Dans sa version 1.x, Play utilise Groovy pour son engine de templating. Groovy est un langage simple, qui tourne sur la JVM. Pour ce que l’on utilise dans les templates (if / for principalement), il n’y a pas besoin d’avoir une réelle maîtrise de ce langage. Si vous connaissez un peu Java, c’est presque « naturel ».

Système de build et de dépendance

Le système de build est très important dans le cycle de développement d’une application « entreprise ». Le plus répandu et bien sûr Apache Maven mais je pense ne pas me tromper en vous disant que tous les développeurs qui y ont touché ont perdu quelques cheveux.

En version 1.x, le système de dépendances de Play est constitué d’un simple fichier dependencies.yml à plat qui parait du coup très simple et plus facile à manipuler que les XML de 5 pages de Maven.

Sur ce point, je ne suis pas sûr de savoir si c’est une bonne chose. Tous nos projets Java chez Business Geografic utilisent Maven et même si cela nous a pris des semaines à être configuré correctement, il est très apprécié par les développeurs de pouvoir ajouter une dépendance et de laisser Maven se débrouiller pour les dépendances transitives au travers des repository Maven déjà populaires. Par contre, le fort ralentissement d’Eclipse au démarrage est une plaie.

Dans sa prochaine version (2.x), Play intègre un nouveau système de build nommé « SBT » (Simple Build Tool) que je ne connais pas du tout.
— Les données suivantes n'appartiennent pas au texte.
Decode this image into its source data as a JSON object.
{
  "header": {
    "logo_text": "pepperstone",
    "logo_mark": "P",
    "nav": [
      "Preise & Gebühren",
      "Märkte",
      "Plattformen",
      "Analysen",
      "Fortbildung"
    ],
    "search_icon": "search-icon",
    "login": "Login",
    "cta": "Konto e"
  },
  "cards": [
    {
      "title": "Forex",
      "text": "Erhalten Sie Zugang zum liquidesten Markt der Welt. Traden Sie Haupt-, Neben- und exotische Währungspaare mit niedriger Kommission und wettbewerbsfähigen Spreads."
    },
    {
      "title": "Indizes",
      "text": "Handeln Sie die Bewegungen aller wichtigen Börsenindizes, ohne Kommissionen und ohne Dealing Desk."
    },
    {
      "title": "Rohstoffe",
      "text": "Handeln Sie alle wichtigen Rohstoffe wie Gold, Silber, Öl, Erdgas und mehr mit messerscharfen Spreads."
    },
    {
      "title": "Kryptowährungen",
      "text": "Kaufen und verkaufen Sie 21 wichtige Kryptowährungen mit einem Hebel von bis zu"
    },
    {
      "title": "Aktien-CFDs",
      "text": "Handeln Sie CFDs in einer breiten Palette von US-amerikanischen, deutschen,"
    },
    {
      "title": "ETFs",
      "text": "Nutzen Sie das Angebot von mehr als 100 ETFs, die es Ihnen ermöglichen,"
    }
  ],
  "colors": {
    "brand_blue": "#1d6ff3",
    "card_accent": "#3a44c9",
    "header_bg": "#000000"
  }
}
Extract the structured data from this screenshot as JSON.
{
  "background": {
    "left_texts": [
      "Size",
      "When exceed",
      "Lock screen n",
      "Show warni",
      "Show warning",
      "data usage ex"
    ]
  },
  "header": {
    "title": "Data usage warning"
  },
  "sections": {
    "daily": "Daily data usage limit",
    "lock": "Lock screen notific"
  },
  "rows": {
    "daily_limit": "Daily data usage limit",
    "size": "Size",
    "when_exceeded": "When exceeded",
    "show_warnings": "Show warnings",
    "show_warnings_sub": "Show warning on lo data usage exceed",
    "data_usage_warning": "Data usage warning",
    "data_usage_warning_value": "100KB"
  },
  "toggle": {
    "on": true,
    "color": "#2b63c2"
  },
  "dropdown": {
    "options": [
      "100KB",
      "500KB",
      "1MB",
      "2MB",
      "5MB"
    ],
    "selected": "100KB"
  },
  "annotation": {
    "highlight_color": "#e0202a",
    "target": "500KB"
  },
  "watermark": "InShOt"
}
J’espère que cela pourra permettre de gérer les projets « mixtes », car cela m’a posé beaucoup de problèmes lors de mes tests en 1.x.

Une communauté active

Le Google Groups de Play est *très* actif:

https://groups.google.com/forum/?hl=fr#!forum/play-framework

Beaucoup de messages par jour et des réponses souvent pertinentes. J’ai personnellement laissé quelques questions dessus lors de mon apprentissage et j’ai reçu les premières réponses 20 minutes après avoir posté mon message.

De même, Play est basé sur un système modulaire, avec déjà de nombreux modules développés par la communauté (100+ je crois):

http://www.playframework.org/modules

Un très bon point pour les développeurs. Côté tutoriaux, c’est un peu plus léger mais la très bonne documentation officielle comble largement ce manque.

Points d’interrogation restants

Je n’ai pas encore pu tester tout ce que je souhaitais avec Play. Voici les points qui restent encore en suspens pour moi:

  • Le modèle des applications Play est complètement stateless. C’est parfait si on a un site organisé en pages avec chacune une URL mais quid des applications Ajax ou « Single Page Application » (leur nouveau nom il semblerait) pour lesquelles tout se fait de manière dynamique.
  • Le passage en 2.x apporte beaucoup de changements, notamment l’apparition de Scala beaucoup plus forte qui sera également utilisée pour remplacer Groovy dans les templates. Je ne me fais pas trop de souci pour l’aspect template car ici Scala servira toujours à faire des if / for. Mais je vois de plus en plus d’exemples de controllers en Scala et pas en Java. Ce serait dommage de devoir apprendre un nouveau langage, rien que pour comprendre ce que l’on trouve sur le net (pour un oeil non averti, Scala est très difficile à lire / comprendre).
  • L’évolution du système de build (voir plus haut) et son intégration avec des projets existants en tant que librairies.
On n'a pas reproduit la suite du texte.